There are some ways of minimizing the amounts of these chemicals that are released into the air. One way is to keep the dust on the couch at a minimal level like Mike Livak does. Using a damp cloth to wipe over the back, sides, seats, and arms of a couch will help to limit the amount of dust that is stirred around. Another help is to vacuum regularly with a hepa-filtered vacuum. This will trap the unwanted particles and eliminate them from the air. A third option is to buy a couch that is not treated with these possibly toxic chemicals.

Weights before Cardio, Which First?

For many people who both train with weights, and include cardio in their workout, there has always been those who say one should come before the other. Others say: either one per workout, but not both.

Well, studies have shown that really there is no wrong way to combine cardio and weight lifting. Essentially, they can be done together or separately, but are most effective when combined. It is also true that the order in which they are done really has no consequence.

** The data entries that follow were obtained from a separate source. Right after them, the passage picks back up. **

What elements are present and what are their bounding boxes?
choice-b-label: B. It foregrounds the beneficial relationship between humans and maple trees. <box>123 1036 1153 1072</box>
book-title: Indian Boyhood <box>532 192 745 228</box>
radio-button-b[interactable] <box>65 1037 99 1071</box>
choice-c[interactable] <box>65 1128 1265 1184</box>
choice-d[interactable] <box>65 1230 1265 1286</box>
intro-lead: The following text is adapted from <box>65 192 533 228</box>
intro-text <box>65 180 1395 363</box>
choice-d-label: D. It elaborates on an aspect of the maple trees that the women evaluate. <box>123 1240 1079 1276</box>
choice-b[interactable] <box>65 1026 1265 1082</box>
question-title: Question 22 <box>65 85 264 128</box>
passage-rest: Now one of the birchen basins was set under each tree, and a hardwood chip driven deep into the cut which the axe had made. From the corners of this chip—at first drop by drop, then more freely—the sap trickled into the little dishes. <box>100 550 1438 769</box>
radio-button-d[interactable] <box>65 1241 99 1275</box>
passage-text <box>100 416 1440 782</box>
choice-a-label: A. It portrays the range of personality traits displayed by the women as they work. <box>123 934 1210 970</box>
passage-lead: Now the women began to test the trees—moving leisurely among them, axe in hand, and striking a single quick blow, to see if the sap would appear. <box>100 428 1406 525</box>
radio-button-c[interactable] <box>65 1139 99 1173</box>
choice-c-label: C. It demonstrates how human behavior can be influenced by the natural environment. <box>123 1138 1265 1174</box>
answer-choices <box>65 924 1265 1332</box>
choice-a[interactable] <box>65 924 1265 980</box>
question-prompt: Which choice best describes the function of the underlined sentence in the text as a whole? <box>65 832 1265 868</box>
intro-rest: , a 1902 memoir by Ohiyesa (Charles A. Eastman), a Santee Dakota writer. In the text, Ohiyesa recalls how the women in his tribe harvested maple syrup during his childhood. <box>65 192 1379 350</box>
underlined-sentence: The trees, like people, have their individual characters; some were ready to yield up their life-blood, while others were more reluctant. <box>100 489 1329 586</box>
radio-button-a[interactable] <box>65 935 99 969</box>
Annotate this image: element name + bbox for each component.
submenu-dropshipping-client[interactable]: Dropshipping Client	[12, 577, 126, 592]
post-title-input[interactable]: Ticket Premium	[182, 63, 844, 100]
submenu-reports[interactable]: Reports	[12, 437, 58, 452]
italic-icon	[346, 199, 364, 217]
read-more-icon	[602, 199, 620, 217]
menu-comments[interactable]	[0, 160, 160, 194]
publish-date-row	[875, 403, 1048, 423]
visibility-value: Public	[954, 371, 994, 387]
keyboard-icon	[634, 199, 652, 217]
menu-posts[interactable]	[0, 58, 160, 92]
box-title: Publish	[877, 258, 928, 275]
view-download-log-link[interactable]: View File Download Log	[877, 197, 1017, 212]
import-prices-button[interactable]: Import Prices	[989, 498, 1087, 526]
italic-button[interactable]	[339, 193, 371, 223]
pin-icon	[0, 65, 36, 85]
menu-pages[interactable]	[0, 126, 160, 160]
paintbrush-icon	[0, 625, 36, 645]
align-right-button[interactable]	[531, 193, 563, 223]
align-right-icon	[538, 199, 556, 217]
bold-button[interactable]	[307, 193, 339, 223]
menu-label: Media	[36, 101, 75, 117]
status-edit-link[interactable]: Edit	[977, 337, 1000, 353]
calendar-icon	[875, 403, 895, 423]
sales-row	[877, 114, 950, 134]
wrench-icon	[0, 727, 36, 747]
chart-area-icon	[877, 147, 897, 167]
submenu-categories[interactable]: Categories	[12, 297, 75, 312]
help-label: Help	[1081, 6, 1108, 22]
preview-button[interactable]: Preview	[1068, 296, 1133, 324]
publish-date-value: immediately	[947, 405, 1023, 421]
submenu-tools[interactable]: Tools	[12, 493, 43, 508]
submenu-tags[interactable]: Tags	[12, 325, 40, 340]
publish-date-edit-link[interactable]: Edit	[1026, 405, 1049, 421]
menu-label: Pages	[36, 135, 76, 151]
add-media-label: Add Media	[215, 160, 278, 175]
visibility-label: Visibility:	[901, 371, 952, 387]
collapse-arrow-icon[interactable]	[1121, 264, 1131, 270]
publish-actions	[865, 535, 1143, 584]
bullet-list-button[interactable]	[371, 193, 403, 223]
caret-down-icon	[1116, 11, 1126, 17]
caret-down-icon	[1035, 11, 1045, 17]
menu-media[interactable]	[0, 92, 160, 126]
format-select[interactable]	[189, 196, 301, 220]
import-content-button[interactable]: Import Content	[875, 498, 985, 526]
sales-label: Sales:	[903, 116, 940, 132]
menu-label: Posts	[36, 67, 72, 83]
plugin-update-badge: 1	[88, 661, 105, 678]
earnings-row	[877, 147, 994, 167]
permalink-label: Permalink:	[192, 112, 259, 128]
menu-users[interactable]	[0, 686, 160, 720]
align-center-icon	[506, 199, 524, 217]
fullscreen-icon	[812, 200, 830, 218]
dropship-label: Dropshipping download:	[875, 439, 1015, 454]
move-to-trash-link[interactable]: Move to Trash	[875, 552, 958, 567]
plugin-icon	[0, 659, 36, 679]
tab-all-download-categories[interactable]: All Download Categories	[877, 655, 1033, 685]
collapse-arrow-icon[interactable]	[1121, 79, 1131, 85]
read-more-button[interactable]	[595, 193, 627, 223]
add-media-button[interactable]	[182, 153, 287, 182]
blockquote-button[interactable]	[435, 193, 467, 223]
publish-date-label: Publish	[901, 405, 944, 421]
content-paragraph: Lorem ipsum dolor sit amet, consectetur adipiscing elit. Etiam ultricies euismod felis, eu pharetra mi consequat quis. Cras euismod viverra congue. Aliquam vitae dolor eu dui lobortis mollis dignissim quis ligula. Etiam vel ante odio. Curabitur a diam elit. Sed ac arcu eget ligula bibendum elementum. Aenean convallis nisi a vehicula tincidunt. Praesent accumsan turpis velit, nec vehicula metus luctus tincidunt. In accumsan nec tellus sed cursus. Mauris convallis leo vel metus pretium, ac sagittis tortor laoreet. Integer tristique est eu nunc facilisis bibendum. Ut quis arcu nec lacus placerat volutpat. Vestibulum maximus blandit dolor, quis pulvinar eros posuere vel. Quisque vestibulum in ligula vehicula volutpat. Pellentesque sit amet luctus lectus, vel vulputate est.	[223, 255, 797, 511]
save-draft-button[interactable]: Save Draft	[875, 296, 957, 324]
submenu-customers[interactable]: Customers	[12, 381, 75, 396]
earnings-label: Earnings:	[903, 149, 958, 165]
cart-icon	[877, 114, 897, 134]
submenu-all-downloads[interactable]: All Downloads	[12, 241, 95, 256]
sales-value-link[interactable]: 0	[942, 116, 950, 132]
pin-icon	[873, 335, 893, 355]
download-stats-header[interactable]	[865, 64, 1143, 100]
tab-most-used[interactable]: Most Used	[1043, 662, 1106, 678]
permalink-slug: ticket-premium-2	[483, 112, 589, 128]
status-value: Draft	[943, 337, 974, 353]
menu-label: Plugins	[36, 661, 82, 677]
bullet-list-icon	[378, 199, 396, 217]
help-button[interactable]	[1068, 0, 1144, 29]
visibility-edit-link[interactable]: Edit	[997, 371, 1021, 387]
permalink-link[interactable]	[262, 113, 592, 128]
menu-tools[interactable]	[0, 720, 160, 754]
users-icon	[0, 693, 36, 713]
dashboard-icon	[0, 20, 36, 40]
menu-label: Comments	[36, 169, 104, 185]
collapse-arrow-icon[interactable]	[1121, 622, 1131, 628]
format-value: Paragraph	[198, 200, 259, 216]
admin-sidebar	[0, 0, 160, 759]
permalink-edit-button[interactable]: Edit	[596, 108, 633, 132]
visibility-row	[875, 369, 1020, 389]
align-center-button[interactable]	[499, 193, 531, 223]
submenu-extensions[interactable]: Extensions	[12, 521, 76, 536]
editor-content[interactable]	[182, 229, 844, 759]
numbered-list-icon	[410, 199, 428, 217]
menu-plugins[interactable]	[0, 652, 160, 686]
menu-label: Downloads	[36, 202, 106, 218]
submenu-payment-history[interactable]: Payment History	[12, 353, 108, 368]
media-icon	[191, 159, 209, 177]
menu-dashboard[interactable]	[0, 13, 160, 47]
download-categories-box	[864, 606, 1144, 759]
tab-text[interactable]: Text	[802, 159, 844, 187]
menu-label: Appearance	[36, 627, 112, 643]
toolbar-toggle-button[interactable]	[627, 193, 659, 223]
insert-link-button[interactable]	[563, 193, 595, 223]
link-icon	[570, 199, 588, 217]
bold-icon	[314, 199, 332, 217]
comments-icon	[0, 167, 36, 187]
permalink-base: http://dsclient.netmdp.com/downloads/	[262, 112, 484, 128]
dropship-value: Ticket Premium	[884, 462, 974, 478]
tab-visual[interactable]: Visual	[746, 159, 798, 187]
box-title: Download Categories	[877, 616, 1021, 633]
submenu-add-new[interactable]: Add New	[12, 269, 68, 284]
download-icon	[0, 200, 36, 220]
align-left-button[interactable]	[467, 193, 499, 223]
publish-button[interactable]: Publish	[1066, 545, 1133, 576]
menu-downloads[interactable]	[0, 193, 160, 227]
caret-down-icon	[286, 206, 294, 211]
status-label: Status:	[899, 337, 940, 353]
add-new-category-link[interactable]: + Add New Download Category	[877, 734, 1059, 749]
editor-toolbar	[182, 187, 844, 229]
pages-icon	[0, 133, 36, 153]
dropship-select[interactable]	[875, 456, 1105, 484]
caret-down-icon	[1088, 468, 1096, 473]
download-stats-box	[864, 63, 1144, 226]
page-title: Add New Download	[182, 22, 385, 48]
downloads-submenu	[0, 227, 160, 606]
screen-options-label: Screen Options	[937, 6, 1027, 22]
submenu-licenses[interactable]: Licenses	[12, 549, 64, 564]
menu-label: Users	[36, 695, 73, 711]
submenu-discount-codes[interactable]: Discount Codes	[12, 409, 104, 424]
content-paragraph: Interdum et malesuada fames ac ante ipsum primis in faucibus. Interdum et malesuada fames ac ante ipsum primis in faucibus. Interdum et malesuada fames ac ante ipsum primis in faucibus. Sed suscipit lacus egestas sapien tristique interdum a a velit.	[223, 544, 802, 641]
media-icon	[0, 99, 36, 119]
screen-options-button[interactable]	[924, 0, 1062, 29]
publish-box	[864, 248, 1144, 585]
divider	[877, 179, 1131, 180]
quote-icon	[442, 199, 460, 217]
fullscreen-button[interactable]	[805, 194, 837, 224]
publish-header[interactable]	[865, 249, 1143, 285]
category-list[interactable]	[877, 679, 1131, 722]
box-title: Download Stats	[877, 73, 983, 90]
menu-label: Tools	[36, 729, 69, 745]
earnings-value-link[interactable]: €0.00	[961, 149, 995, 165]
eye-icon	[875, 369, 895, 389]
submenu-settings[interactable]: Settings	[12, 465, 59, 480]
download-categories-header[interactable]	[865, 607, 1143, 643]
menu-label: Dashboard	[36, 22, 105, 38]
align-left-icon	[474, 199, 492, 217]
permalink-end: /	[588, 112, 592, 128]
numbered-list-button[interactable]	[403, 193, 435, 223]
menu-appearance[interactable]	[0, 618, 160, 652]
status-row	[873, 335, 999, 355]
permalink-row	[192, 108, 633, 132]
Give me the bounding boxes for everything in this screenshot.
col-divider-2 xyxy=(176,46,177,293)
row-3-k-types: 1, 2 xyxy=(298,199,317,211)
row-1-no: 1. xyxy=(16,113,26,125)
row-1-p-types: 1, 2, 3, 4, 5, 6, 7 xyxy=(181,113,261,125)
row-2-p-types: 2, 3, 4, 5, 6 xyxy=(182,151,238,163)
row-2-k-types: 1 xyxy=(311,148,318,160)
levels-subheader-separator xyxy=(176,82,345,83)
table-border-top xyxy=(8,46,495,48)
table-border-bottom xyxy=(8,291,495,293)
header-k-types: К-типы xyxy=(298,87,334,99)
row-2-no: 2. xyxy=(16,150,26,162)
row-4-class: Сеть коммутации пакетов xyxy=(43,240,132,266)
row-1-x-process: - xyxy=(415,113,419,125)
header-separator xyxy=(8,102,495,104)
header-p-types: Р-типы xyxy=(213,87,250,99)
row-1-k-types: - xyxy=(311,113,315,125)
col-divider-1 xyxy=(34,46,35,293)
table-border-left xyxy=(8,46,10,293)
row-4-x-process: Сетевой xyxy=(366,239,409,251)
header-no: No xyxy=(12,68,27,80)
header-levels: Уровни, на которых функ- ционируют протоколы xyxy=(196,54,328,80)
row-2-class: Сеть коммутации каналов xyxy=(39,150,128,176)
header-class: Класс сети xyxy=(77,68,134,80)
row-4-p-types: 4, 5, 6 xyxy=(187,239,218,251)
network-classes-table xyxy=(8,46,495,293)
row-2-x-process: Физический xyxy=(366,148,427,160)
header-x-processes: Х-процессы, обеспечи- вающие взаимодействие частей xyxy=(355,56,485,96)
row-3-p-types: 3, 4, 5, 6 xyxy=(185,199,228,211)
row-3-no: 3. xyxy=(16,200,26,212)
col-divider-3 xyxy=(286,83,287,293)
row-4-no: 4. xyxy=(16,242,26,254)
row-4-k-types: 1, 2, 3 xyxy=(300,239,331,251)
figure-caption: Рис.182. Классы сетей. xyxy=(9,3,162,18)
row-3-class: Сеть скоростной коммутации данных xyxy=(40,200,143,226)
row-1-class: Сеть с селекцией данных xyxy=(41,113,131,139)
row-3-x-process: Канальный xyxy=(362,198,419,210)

It is most important to do the workout that works best for you. Many prefer to lift then jog or ride a bike. Do whatever works. Some like to do the cardio side of the workout first. The findings illustrate that there is no significant difference between when the cardio or weight training is done, just don’t make it into a slow venture, make sure that you stick to your routine long term.

So, the next time you are at the gym, do what feels most comfortable to you. It is not the order tht you do it, but the amount of effort that is put into both aspects of training that causes significant muscle changes in the person who is training. Feel comfortable when you workout. Do what works for you.